Final Deadline Set for Coal-Ash Regulations EPA on Jan. 29 agreed to finalize coal-ash regulations by next Dec. 19, under terms of a court-approved agreement with environmental organizations. The groups, including the Montana Environmental Information Center, had sued EPA, alleging the agency has taken too long to wrap up proposed revisions in coal-ash management regulations.
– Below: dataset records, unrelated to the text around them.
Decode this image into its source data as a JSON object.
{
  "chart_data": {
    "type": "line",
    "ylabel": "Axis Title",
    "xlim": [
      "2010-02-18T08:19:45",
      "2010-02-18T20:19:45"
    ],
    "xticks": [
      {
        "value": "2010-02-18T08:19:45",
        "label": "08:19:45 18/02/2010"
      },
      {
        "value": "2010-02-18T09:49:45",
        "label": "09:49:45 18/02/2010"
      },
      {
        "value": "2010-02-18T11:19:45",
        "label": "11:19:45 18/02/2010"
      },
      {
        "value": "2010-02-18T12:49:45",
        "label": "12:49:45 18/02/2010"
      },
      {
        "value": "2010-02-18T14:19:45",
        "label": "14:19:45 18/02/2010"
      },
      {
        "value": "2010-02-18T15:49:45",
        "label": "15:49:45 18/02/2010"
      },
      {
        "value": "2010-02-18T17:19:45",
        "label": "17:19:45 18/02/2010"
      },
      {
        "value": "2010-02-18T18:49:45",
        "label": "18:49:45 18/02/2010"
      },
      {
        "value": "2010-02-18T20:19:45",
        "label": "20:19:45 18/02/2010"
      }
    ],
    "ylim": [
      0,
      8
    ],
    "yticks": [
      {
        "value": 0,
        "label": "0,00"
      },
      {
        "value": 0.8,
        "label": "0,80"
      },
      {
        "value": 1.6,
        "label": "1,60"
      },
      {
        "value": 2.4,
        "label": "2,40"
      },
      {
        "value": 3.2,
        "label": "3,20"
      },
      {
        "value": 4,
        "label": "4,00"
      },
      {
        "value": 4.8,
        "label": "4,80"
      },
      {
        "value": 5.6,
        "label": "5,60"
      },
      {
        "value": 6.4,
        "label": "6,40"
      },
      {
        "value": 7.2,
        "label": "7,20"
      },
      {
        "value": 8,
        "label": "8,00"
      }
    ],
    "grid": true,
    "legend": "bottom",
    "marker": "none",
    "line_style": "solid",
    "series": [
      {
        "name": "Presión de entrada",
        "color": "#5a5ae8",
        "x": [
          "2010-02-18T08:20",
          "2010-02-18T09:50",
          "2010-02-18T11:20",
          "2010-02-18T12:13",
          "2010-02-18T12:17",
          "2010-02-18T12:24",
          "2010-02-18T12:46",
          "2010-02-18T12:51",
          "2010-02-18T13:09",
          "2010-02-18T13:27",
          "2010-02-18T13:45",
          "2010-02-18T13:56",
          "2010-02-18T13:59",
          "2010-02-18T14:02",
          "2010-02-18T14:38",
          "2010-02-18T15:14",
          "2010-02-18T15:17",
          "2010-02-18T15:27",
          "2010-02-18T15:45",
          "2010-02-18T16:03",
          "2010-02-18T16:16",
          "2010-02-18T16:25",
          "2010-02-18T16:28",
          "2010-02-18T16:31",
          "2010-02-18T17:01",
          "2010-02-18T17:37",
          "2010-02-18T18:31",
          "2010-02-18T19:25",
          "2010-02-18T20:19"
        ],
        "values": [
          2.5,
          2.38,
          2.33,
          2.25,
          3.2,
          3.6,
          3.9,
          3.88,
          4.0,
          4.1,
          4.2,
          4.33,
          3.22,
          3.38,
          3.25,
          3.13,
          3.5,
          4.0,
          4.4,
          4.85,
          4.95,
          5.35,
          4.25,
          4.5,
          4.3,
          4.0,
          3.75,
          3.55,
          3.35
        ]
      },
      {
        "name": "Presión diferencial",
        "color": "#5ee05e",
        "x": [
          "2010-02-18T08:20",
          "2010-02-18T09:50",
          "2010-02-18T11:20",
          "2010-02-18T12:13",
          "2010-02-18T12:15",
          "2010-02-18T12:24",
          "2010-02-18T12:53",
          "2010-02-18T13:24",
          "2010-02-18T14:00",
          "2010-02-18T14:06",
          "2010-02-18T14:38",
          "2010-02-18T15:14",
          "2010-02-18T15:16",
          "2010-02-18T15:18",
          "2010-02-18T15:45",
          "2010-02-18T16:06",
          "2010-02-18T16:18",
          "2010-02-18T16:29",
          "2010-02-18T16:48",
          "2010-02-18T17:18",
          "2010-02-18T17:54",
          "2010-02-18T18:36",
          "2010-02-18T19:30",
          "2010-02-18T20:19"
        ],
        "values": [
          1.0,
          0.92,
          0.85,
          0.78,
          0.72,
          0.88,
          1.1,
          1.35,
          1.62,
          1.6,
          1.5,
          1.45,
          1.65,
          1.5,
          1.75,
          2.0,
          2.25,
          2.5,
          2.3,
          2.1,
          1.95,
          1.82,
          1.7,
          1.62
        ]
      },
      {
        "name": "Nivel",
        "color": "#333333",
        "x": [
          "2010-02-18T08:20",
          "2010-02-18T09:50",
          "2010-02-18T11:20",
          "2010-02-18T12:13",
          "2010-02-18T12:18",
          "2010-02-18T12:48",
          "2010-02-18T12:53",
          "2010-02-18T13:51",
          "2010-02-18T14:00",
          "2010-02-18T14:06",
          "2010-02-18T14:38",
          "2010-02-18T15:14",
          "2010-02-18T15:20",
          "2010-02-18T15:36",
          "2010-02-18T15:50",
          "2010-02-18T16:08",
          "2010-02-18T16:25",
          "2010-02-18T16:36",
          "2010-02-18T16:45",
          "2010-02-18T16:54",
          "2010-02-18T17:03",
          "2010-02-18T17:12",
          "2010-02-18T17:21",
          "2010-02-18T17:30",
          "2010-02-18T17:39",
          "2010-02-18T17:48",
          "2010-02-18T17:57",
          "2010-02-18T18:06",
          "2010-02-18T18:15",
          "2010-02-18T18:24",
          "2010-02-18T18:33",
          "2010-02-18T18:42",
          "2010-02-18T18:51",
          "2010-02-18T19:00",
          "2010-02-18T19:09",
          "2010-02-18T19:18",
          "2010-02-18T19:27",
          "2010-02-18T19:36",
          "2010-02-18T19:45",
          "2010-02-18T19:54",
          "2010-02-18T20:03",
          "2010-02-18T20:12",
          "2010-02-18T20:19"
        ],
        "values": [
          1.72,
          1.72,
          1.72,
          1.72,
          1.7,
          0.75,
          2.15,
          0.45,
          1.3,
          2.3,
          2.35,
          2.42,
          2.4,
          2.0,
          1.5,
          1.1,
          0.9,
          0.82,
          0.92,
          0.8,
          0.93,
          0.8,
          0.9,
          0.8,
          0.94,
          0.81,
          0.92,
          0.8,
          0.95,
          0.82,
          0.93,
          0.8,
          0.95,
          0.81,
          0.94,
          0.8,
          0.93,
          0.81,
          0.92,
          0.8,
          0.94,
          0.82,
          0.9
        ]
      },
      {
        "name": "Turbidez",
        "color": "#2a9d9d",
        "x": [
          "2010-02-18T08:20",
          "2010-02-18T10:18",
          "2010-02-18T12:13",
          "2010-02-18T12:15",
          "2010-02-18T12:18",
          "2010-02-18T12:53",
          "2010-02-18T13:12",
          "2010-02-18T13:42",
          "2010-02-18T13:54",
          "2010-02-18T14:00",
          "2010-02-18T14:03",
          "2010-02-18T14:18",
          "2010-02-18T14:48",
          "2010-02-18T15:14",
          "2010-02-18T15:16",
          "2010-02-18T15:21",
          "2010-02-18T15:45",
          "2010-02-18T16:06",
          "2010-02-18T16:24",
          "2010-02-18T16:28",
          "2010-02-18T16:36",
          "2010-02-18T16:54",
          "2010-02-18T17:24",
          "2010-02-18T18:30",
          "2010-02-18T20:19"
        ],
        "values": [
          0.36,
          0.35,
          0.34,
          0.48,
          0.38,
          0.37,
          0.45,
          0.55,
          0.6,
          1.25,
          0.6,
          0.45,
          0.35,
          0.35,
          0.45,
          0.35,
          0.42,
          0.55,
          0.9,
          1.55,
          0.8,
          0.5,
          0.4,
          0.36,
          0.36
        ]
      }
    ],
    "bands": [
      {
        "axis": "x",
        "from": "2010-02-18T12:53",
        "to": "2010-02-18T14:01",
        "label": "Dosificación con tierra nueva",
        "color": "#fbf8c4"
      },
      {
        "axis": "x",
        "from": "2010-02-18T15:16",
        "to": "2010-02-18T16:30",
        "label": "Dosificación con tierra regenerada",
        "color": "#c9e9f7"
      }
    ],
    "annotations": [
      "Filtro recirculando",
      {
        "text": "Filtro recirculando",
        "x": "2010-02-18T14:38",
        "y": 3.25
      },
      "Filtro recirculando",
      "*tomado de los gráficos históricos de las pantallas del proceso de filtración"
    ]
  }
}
EPA released the revision proposal in 2010. Last October, U.S. District Judge Reggie Walton gave EPA 60 days to set a schedule for finishing the revisions, ruling in favor of a claim by environmental groups that EPA has dragged its feet. In 2010, EPA proposed two options for regulating coal ash. One would regulate coal ash as “special wastes” under the Resource Conservation and Recovery Act’s Subtitle C, requiring state or federal permits covering storage, transport and disposal. The other option would regulate coal ash as nonhazardous solid waste under Subtitle D, which would largely leave regulation to the states. Yucca Studies Generate Heat at Senate Hearing The Nuclear Regulatory Commission took heat from both sides of the aisle at a Jan. 30 Senate hearing, as lawmakers peppered Chairwoman Allison Macfarlane with complaints about Yucca Mountain licensing and seismic safety studies. At a hearing of the Environment and Public Works Committee, Macfarlane defended the NRC’s response to a court decision last year ordering the commission to resume consideration of a license application for the proposed Yucca Mountain spent-fuel repository. Sen. David Vitter (R-La.), the committee’s ranking Republican, suggested NRC should allocate more of its staff to Yucca Mountain. Vitter also pressed the commission to seek congressional approval to reallocate to Yucca Mountain funds earmarked for other NRC programs. Committee Chairwoman Barbara Boxer (D-Calif.) criticized NRC for giving Western nuclear plants three years to re-evaluate seismic hazards, as part of NRC’s response to the 2011 Fukushima Daiichi accident in Japan. “Earthquakes aren’t going to wait until you’re done with your paperwork,” Boxer said [Jim DiPeso].